We have a cron job that sends stuff to another company using SCP. The command look like this:

 10 0 * * * ssh USER@LOCAL-SERVER 'scp -q ~/some/dir/* REMOTE_SERVER:/other/dir/' >> ~/log/some.log

This was setup by someone else. Now my problem is that my boss is on the cron mailing list, and despite the ">> ~/log/some.log" cron still sends an email every day, because even if the transfer was successful, it still outputs:

Connection to REMOTE_SERVER 12345 port [tcp/*] succeeded!

And my boss doesn't want to get that email unless an error happens.

The command is really inside a script, which I have omitted to make the make the question simpler. It runs on a RHEL 6 server. But since it's the only line where we talk to REMOTE_SERVER, then it must come from there. And the reason we perform the command on LOCAL-SERVER (Ubuntu 10.04.4 LTS) is because we are on the DB server, which cannot cross the firewall, so we first copy the data to another local server, and upload it from there.

When used without the -q, I also get the following output:

SSH Server supporting SFTP and SCP

I don't want to redirect all stderr output, because I still want to get an email when there is an error.


I don't think you can redirect STDERR output selectively without rewriting the program to write those particular messages to STDOUT instead of STDERR. What you can do, however, is write a wrapper script that filters out the unwanted message, and run that script in the cron job.


(ssh USER@LOCAL-SERVER ... 3>&1 1>&2- 2>&3-) 2>> ~/log/some.log \
  | grep -v "Connection .* succeeded" 1>&2

exit $?

Out of curiosity, why aren't you running a cron job with the scp command directly on LOCAL-SERVER?

Edit: You want to filter out some of the STDERR output while redirecting all STDOUT output to a file, but the pipe can connect STDOUT of one process to STDIN of another process. |& or 2>&1 | won't work, because STDOUT is already is redirected to ~/log/some.log, so there'd be nothing going into the pipe, and a lot of unwanted output in your log file.

However, it's possible to swap the descriptors, so that STDOUT actually goes to STDERR and STDERR actually goes to STDOUT. Then you can redirect all STDERR output to your log file and filter the STDOUT output via grep. Someone over at stackoverflow posted this neat little trick. The 1>&2 returns the filtered output back to STDERR.

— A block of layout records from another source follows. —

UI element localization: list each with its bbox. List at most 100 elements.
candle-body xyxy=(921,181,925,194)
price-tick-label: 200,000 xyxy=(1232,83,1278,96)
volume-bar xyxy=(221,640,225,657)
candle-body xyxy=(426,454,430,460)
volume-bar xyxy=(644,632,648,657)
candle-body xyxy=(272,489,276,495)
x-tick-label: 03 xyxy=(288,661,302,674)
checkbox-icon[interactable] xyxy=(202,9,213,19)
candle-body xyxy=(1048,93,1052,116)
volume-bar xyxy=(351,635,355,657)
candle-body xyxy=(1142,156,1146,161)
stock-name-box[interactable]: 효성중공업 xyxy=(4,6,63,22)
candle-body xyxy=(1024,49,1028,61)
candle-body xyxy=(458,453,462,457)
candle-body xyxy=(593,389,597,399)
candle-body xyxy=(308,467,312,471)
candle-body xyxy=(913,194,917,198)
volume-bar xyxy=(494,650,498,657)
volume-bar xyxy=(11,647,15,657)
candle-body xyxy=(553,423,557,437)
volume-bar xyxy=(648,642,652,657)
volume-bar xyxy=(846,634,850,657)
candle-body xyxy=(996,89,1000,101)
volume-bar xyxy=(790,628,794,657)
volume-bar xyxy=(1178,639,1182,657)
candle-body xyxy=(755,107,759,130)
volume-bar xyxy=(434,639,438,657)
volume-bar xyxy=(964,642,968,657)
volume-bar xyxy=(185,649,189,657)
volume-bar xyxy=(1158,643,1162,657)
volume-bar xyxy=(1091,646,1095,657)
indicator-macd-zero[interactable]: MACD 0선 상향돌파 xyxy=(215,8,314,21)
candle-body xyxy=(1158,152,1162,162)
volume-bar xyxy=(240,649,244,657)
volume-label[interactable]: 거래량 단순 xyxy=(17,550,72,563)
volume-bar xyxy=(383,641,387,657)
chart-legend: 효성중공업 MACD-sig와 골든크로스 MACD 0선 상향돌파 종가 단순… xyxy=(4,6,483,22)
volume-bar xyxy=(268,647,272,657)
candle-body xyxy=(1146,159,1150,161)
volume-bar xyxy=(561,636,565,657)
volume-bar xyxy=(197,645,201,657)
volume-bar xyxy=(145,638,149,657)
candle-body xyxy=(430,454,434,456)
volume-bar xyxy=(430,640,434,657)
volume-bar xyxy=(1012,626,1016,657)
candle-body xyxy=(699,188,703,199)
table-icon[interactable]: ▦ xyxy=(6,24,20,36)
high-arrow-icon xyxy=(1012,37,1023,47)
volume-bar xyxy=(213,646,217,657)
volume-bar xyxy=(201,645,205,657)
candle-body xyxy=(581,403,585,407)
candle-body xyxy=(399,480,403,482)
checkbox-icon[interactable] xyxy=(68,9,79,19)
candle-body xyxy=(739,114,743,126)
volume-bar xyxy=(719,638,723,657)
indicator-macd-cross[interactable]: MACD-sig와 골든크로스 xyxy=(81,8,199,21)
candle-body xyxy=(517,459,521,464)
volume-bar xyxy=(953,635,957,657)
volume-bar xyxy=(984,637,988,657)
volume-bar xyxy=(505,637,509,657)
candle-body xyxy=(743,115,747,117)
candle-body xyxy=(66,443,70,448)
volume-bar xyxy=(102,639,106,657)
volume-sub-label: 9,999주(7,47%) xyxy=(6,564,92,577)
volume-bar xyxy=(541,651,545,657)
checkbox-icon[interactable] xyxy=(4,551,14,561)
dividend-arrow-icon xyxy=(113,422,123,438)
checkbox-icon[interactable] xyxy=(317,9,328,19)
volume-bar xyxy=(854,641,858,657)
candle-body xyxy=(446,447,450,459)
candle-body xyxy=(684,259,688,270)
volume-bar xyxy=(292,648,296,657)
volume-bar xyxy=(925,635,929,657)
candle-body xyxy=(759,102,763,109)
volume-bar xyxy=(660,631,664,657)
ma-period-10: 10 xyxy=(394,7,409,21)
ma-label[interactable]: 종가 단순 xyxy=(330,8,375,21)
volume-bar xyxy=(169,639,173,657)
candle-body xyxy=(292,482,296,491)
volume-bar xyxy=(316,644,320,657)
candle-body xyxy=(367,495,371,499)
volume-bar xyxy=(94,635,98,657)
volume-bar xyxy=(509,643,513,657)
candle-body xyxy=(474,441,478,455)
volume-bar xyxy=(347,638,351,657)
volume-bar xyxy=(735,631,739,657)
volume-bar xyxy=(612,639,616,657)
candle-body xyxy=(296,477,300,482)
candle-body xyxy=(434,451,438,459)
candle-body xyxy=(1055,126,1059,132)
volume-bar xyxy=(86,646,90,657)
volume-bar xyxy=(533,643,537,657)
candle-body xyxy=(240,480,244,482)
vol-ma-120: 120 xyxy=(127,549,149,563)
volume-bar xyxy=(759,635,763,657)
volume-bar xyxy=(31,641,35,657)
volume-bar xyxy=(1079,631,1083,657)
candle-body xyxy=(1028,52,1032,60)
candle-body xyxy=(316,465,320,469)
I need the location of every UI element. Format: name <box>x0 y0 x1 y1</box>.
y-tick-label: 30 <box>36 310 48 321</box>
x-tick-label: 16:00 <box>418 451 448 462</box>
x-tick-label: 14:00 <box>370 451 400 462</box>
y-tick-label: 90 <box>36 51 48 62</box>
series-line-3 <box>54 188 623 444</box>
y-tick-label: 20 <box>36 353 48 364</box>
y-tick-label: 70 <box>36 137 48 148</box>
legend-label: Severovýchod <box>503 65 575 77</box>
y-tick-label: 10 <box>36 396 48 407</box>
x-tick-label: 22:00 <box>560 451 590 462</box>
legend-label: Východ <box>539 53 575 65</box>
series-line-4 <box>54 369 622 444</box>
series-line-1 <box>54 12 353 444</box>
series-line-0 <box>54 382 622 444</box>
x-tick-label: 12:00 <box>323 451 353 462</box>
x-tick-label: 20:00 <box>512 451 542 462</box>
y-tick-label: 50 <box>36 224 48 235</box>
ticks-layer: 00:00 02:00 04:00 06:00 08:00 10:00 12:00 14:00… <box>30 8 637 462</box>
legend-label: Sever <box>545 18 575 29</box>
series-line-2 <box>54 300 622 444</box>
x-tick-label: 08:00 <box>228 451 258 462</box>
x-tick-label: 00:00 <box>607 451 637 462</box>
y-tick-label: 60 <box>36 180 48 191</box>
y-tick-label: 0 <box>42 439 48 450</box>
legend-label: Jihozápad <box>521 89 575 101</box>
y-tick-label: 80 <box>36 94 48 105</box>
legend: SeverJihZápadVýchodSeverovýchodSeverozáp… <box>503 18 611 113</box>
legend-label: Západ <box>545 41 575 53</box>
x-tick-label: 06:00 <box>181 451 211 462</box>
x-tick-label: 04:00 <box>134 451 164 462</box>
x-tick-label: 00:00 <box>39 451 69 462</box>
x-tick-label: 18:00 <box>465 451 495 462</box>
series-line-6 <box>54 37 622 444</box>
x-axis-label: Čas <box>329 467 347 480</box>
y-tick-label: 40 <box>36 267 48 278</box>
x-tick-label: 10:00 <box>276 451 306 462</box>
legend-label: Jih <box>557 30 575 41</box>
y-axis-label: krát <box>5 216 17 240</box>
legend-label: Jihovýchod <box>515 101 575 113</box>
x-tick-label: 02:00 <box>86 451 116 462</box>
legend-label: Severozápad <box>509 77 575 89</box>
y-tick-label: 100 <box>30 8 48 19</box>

  • It's a "security thing"; the DB server can connect out to LOCAL-SERVER, but not the other way around. So I have to push the files, instead of pulling them.
    – monster
    Sep 3 '12 at 15:15
  • Actually, I think there is a 2>&1 missing just before the pipe. The file redirection already swallows all stdout output, so all that is left is stderr, but | does not care about it, so we have to move stderr to stdout, before sending it through the pipe.
    – monster
    Sep 3 '12 at 15:25
  • Actually, that won't work either, because it would redirect all STDERR output to STDOUT, which is already redirected to ~/log/some.log, so the entire output would go to your log. You'll have to swap the file descriptors and redirect STDERR to your log file for this to work. See updated answer. Sep 3 '12 at 17:24

Assuming you are using BASH:

Swap stdout and stderr by putting the duplication first:

2>&1 >> ~/log/some.log ssh USER@LOCAL-SERVER 'scp -q ~/some/dir/* REMOTE_SERVER:/other/dir/'

Then you set up a pipe to grab whatever is going to stderr:

2>&1 >> ~/log/some.log ssh USER@LOCAL-SERVER 'scp -q ~/some/dir/* REMOTE_SERVER:/other/dir/' |

And grep only for failed messages:

2>&1 >> ~/log/some.log ssh USER@LOCAL-SERVER 'scp -q ~/some/dir/* REMOTE_SERVER:/other/dir/' | grep -E "failure message"

This will produce the output that cron grabs and includes in its MAIL message. All other "stderr" output will disappear (be lost). If for some reason you'd like to save a copy of all stderr, then use the tee command first:

2>&1 >> ~/log/some.log ssh USER@LOCAL-SERVER 'scp -q ~/some/dir/* REMOTE_SERVER:/other/dir/' | tee -a ~/log/some_other.log | grep -E "failure message"

which will put a copy of ALL stderr into the new log file, and then only the failure messages will make their way into the CRON email.